Updated: Feb 28, 2019



Currently being exhibited by K. Nichols Contemporary at a pop up space in London, Amanda Watt is a mid-career ‘Fusionist’ Artist from Northern Ireland. Having spent twenty-five years in LA, her bright and vibrant scenes became a favourite of Californian society. After returning to her native Northern Ireland, she is back exhibiting in London and across the UK with Clarendon Fine Art, as well as appearing at group shows and pop up exhibitions across the capital. Her latest collection showcases her interior scenes and more wintry landscapes, inspired by her life in LA, but with hints of her new countryside home in the hills of Dromara. Katharine Nichols talks to Amanda about a patron who helped her become one of the most sought-after artists in Los Angeles, her love affair with colour, and her belief that the best is yet to come.

You graduated in Fine Art from Belfast College of Art and Design and then moved straight to London – was that the start of your career as an artist?

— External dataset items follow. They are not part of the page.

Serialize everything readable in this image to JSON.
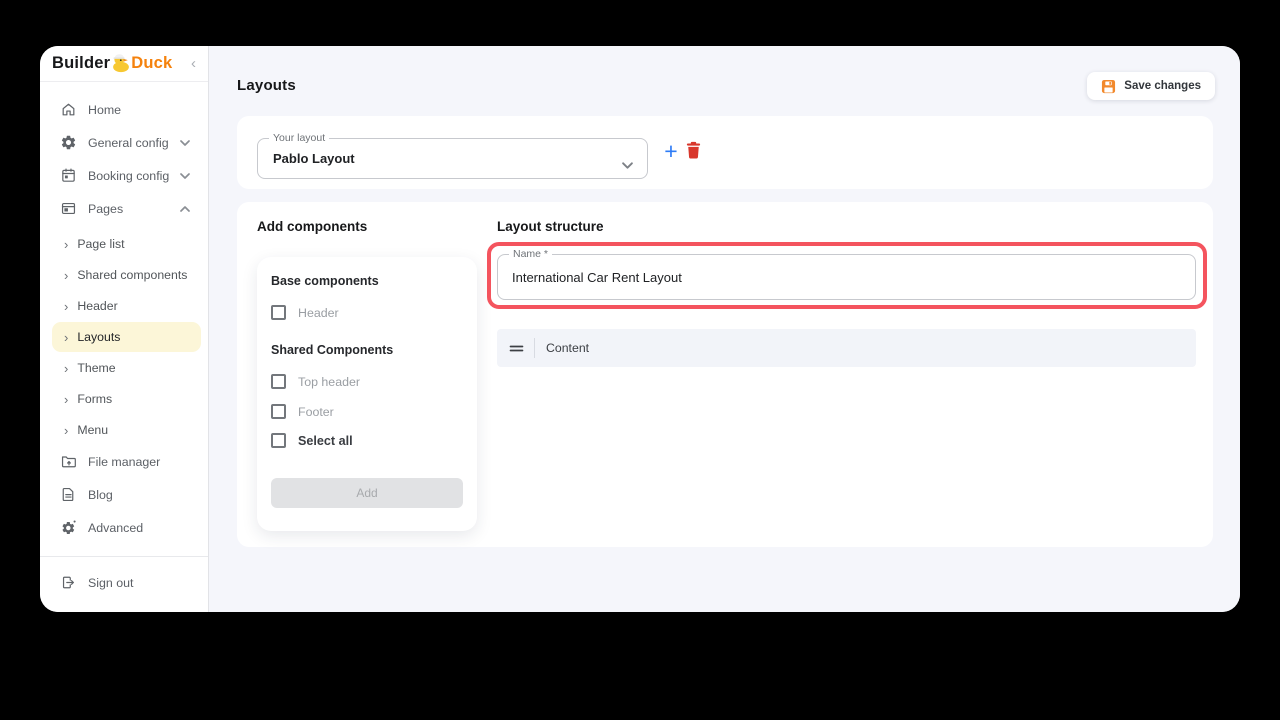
{
  "app": {
    "logo_part1": "Builder",
    "logo_part2": "Duck",
    "colors": {
      "brand_orange": "#f5820d",
      "active_item_yellow": "#fcf6d8",
      "highlight_red": "#f4545e",
      "plus_blue": "#2e7cf6",
      "trash_red": "#d8372c",
      "save_icon_orange": "#f2892c"
    }
  },
  "icons": {
    "collapse": "‹",
    "chevron_right": "›",
    "plus": "+"
  },
  "sidebar": {
    "items_top": [
      {
        "label": "Home",
        "icon": "home-icon"
      },
      {
        "label": "General config",
        "icon": "gear-icon",
        "state": "collapsed"
      },
      {
        "label": "Booking config",
        "icon": "calendar-icon",
        "state": "collapsed"
      },
      {
        "label": "Pages",
        "icon": "pages-icon",
        "state": "expanded"
      }
    ],
    "pages_children": [
      "Page list",
      "Shared components",
      "Header",
      "Layouts",
      "Theme",
      "Forms",
      "Menu"
    ],
    "active_child": "Layouts",
    "items_bottom": [
      {
        "label": "File manager",
        "icon": "file-manager-icon"
      },
      {
        "label": "Blog",
        "icon": "blog-icon"
      },
      {
        "label": "Advanced",
        "icon": "advanced-gear-icon"
      }
    ],
    "sign_out_label": "Sign out"
  },
  "header": {
    "title": "Layouts",
    "save_button_label": "Save changes"
  },
  "layout_selector": {
    "label": "Your layout",
    "value": "Pablo Layout"
  },
  "add_components": {
    "title": "Add components",
    "base_group_title": "Base components",
    "base_options": [
      "Header"
    ],
    "shared_group_title": "Shared Components",
    "shared_options": [
      "Top header",
      "Footer"
    ],
    "select_all_label": "Select all",
    "add_button_label": "Add",
    "add_button_enabled": false
  },
  "layout_structure": {
    "title": "Layout structure",
    "name_field": {
      "label": "Name *",
      "value": "International Car Rent Layout",
      "highlighted": true
    },
    "rows": [
      {
        "label": "Content"
      }
    ]
  }
}
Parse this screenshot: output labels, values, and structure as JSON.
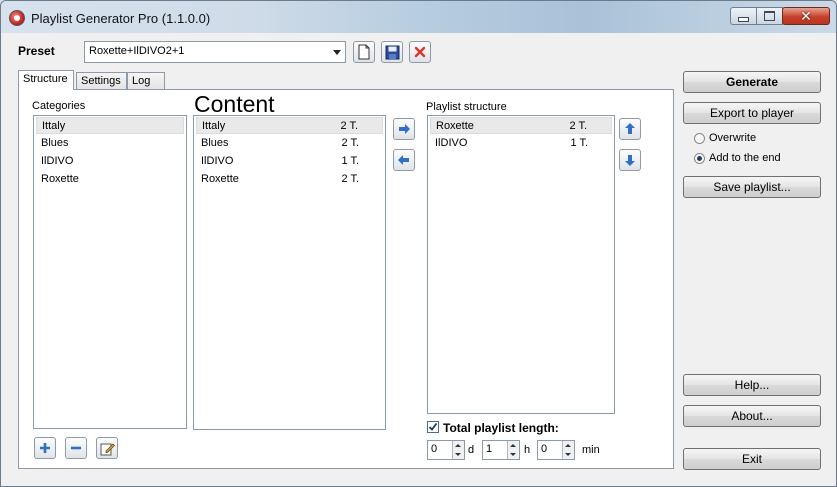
{
  "window": {
    "title": "Playlist Generator Pro (1.1.0.0)"
  },
  "preset": {
    "label": "Preset",
    "value": "Roxette+IlDIVO2+1"
  },
  "tabs": [
    {
      "label": "Structure"
    },
    {
      "label": "Settings"
    },
    {
      "label": "Log"
    }
  ],
  "categories": {
    "label": "Categories",
    "items": [
      "Ittaly",
      "Blues",
      "IlDIVO",
      "Roxette"
    ]
  },
  "content": {
    "heading": "Content",
    "items": [
      {
        "name": "Ittaly",
        "count": "2 T."
      },
      {
        "name": "Blues",
        "count": "2 T."
      },
      {
        "name": "IlDIVO",
        "count": "1 T."
      },
      {
        "name": "Roxette",
        "count": "2 T."
      }
    ]
  },
  "playlist": {
    "label": "Playlist structure",
    "items": [
      {
        "name": "Roxette",
        "count": "2 T."
      },
      {
        "name": "IlDIVO",
        "count": "1 T."
      }
    ]
  },
  "length": {
    "label": "Total playlist length:",
    "checked": true,
    "days": "0",
    "days_unit": "d",
    "hours": "1",
    "hours_unit": "h",
    "minutes": "0",
    "minutes_unit": "min"
  },
  "actions": {
    "generate": "Generate",
    "export": "Export to player",
    "overwrite": "Overwrite",
    "add_to_end": "Add to the end",
    "save": "Save playlist...",
    "help": "Help...",
    "about": "About...",
    "exit": "Exit"
  },
  "colors": {
    "arrow_blue": "#2f6fc4",
    "delete_red": "#d33a2c"
  }
}
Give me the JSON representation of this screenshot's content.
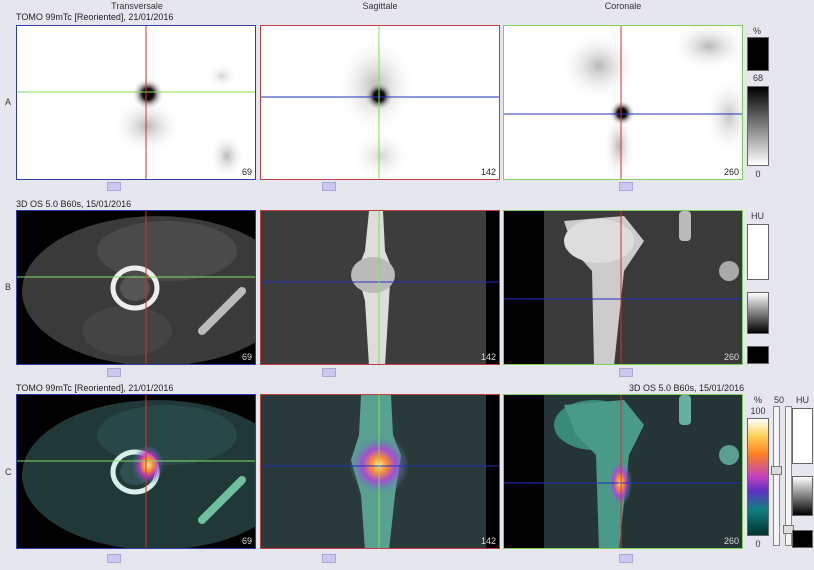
{
  "columns": {
    "transversal": "Transversale",
    "sagittal": "Sagittale",
    "coronal": "Coronale"
  },
  "rows": {
    "a": {
      "letter": "A",
      "title": "TOMO 99mTc [Reoriented], 21/01/2016"
    },
    "b": {
      "letter": "B",
      "title": "3D OS 5.0 B60s, 15/01/2016"
    },
    "c": {
      "letter": "C",
      "title_left": "TOMO 99mTc [Reoriented], 21/01/2016",
      "title_right": "3D OS 5.0 B60s, 15/01/2016"
    }
  },
  "slices": {
    "transversal": "69",
    "sagittal": "142",
    "coronal": "260"
  },
  "scales": {
    "a": {
      "unit": "%",
      "top": "68",
      "bottom": "0"
    },
    "b": {
      "unit": "HU"
    },
    "c": {
      "unit_pct": "%",
      "top": "100",
      "bottom": "0",
      "mid": "50",
      "unit_hu": "HU"
    }
  },
  "colors": {
    "crosshair_red": "#e03020",
    "crosshair_green": "#80e060",
    "crosshair_blue": "#2030c0",
    "border_blue": "#3040a0",
    "border_red": "#c04040",
    "border_green": "#80d060"
  }
}
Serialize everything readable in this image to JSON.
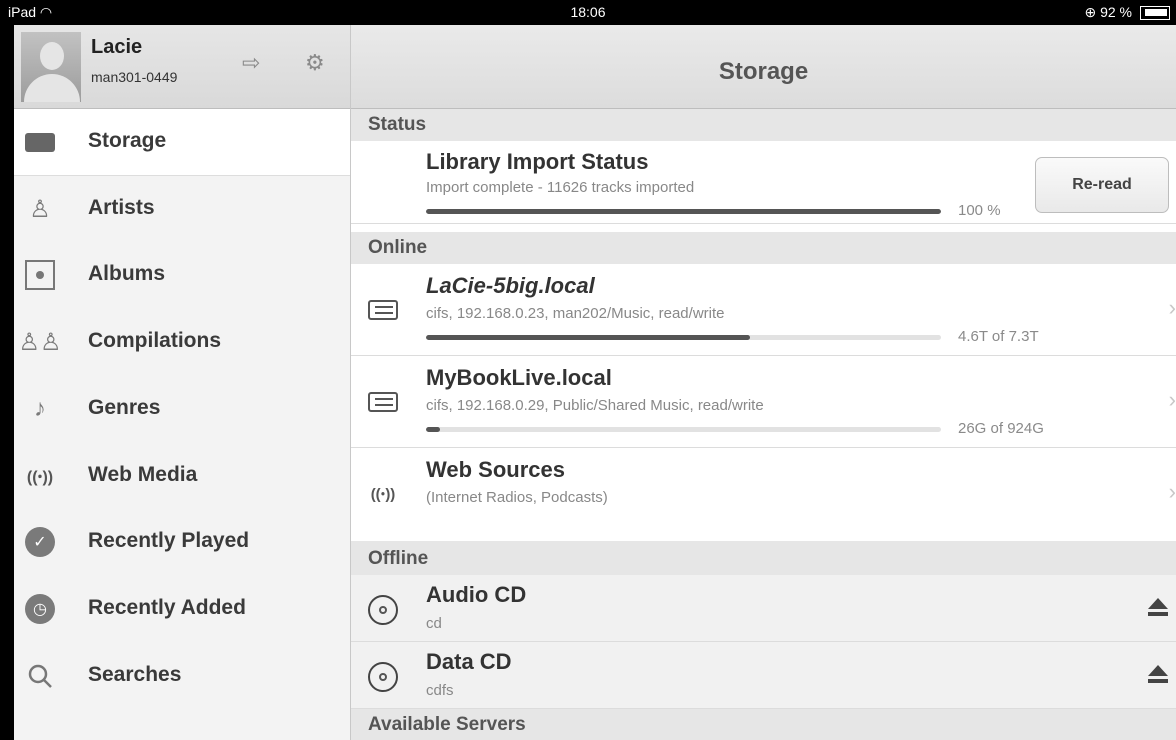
{
  "status_bar": {
    "device": "iPad",
    "time": "18:06",
    "battery": "92 %"
  },
  "user": {
    "name": "Lacie",
    "id": "man301-0449"
  },
  "sidebar": {
    "items": [
      {
        "label": "Storage",
        "icon": "storage-icon",
        "active": true
      },
      {
        "label": "Artists",
        "icon": "artist-icon"
      },
      {
        "label": "Albums",
        "icon": "album-icon"
      },
      {
        "label": "Compilations",
        "icon": "compilations-icon"
      },
      {
        "label": "Genres",
        "icon": "guitar-icon"
      },
      {
        "label": "Web Media",
        "icon": "antenna-icon"
      },
      {
        "label": "Recently Played",
        "icon": "clock-check-icon"
      },
      {
        "label": "Recently Added",
        "icon": "clock-icon"
      },
      {
        "label": "Searches",
        "icon": "search-icon"
      }
    ]
  },
  "main": {
    "title": "Storage",
    "sections": {
      "status": "Status",
      "online": "Online",
      "offline": "Offline",
      "servers": "Available Servers"
    },
    "library": {
      "title": "Library Import Status",
      "subtitle": "Import complete - 11626 tracks imported",
      "progress": 1.0,
      "percent": "100 %",
      "button": "Re-read"
    },
    "online": [
      {
        "title": "LaCie-5big.local",
        "subtitle": "cifs, 192.168.0.23, man202/Music, read/write",
        "usage": "4.6T of 7.3T",
        "fraction": 0.63
      },
      {
        "title": "MyBookLive.local",
        "subtitle": "cifs, 192.168.0.29, Public/Shared Music, read/write",
        "usage": "26G of 924G",
        "fraction": 0.028
      },
      {
        "title": "Web Sources",
        "subtitle": "(Internet Radios, Podcasts)"
      }
    ],
    "offline": [
      {
        "title": "Audio CD",
        "subtitle": "cd"
      },
      {
        "title": "Data CD",
        "subtitle": "cdfs"
      }
    ]
  },
  "colors": {
    "accent": "#555555",
    "section_bg": "#e6e6e6",
    "sidebar_bg": "#f3f3f3"
  }
}
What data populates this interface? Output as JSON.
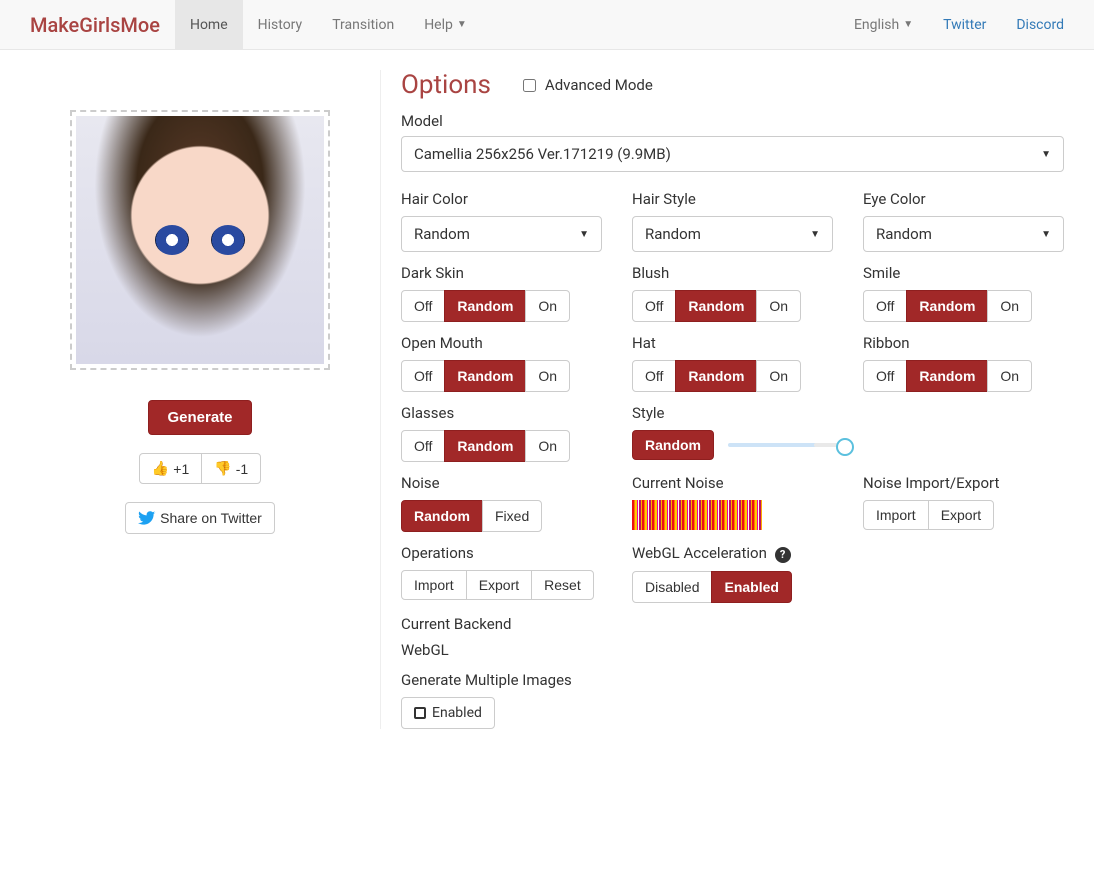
{
  "nav": {
    "brand": "MakeGirlsMoe",
    "items": [
      "Home",
      "History",
      "Transition",
      "Help"
    ],
    "active_index": 0,
    "help_has_caret": true,
    "right": {
      "language": "English",
      "links": [
        "Twitter",
        "Discord"
      ]
    }
  },
  "left": {
    "generate": "Generate",
    "plus_one": "+1",
    "minus_one": "-1",
    "share": "Share on Twitter"
  },
  "options": {
    "title": "Options",
    "advanced_label": "Advanced Mode",
    "advanced_checked": false,
    "model_label": "Model",
    "model_value": "Camellia 256x256 Ver.171219 (9.9MB)",
    "selects": {
      "hair_color": {
        "label": "Hair Color",
        "value": "Random"
      },
      "hair_style": {
        "label": "Hair Style",
        "value": "Random"
      },
      "eye_color": {
        "label": "Eye Color",
        "value": "Random"
      }
    },
    "tri": {
      "labels": {
        "off": "Off",
        "random": "Random",
        "on": "On"
      },
      "items": {
        "dark_skin": {
          "label": "Dark Skin",
          "value": "Random"
        },
        "blush": {
          "label": "Blush",
          "value": "Random"
        },
        "smile": {
          "label": "Smile",
          "value": "Random"
        },
        "open_mouth": {
          "label": "Open Mouth",
          "value": "Random"
        },
        "hat": {
          "label": "Hat",
          "value": "Random"
        },
        "ribbon": {
          "label": "Ribbon",
          "value": "Random"
        },
        "glasses": {
          "label": "Glasses",
          "value": "Random"
        }
      }
    },
    "style": {
      "label": "Style",
      "button": "Random"
    },
    "noise": {
      "label": "Noise",
      "options": [
        "Random",
        "Fixed"
      ],
      "value": "Random"
    },
    "current_noise_label": "Current Noise",
    "io": {
      "label": "Noise Import/Export",
      "import": "Import",
      "export": "Export"
    },
    "ops": {
      "label": "Operations",
      "import": "Import",
      "export": "Export",
      "reset": "Reset"
    },
    "webgl": {
      "label": "WebGL Acceleration",
      "options": [
        "Disabled",
        "Enabled"
      ],
      "value": "Enabled"
    },
    "backend": {
      "label": "Current Backend",
      "value": "WebGL"
    },
    "multi": {
      "label": "Generate Multiple Images",
      "button": "Enabled"
    }
  }
}
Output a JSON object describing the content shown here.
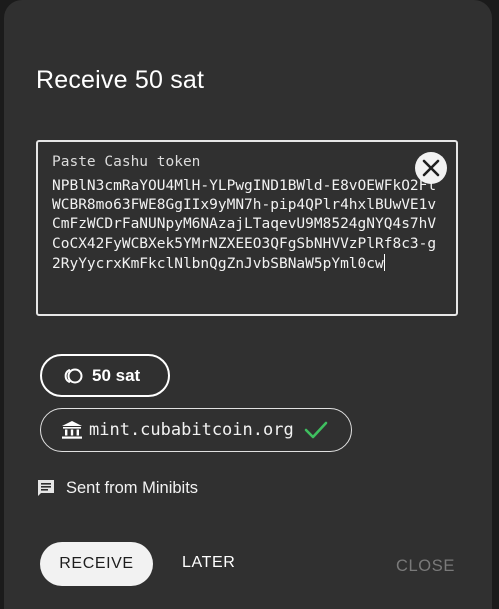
{
  "dialog": {
    "title": "Receive 50 sat"
  },
  "token_input": {
    "label": "Paste Cashu token",
    "value": "NPBlN3cmRaYOU4MlH-YLPwgIND1BWld-E8vOEWFkO2FlWCBR8mo63FWE8GgIIx9yMN7h-pip4QPlr4hxlBUwVE1vCmFzWCDrFaNUNpyM6NAzajLTaqevU9M8524gNYQ4s7hVCoCX42FyWCBXek5YMrNZXEEO3QFgSbNHVVzPlRf8c3-g2RyYycrxKmFkclNlbnQgZnJvbSBNaW5pYml0cw"
  },
  "amount": {
    "label": "50 sat"
  },
  "mint": {
    "url": "mint.cubabitcoin.org",
    "verified_color": "#3fbf5f"
  },
  "memo": {
    "text": "Sent from Minibits"
  },
  "actions": {
    "receive": "RECEIVE",
    "later": "LATER",
    "close": "CLOSE"
  }
}
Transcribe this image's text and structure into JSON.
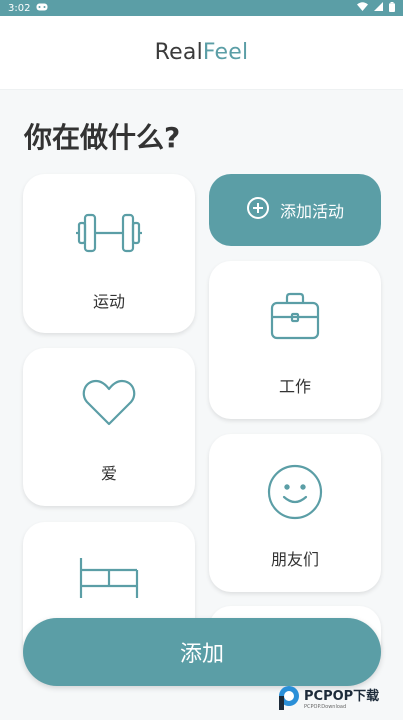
{
  "status_bar": {
    "time": "3:02"
  },
  "header": {
    "logo_part1": "Real",
    "logo_part2": "Feel"
  },
  "main": {
    "title": "你在做什么?",
    "add_activity_label": "添加活动",
    "activities": [
      {
        "label": "运动",
        "icon": "dumbbell-icon"
      },
      {
        "label": "爱",
        "icon": "heart-icon"
      },
      {
        "label": "",
        "icon": "bed-icon"
      },
      {
        "label": "工作",
        "icon": "briefcase-icon"
      },
      {
        "label": "朋友们",
        "icon": "smiley-icon"
      }
    ]
  },
  "footer": {
    "add_label": "添加"
  },
  "watermark": {
    "text": "PCPOP下载",
    "sub": "PCPOP.Download"
  },
  "colors": {
    "accent": "#5b9ea6",
    "background": "#f6f8f9",
    "card": "#ffffff",
    "text": "#333333"
  }
}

I mean London is a great place to start, and that’s a very romantic idea, but it’s rare to make a living as an artist from the outset. It was all a bit gritty to begin with to be honest. I did all sorts of things when I first moved there, from life modelling to working in a framers, and painting all the while in a dark dingy little studio in Finchley Road. God it was bad…but cheap. On the verge of collapse, no natural light, dirty, and infested with rats and degenerates! But it allowed me to learn the trade from different angles, and from some very talented people, and observe a variety of interesting characters while I was at it! I remember once I was life modelling at Camden Arts Centre, just across the road from my studio – I walked around at the end to look at the paintings. I said ‘Gosh, your work looks like Jo Brocklehurst’s!’. She replied: ‘Darling, I AM Jo Brocklehurst’. She’s been a huge influence on me ever since.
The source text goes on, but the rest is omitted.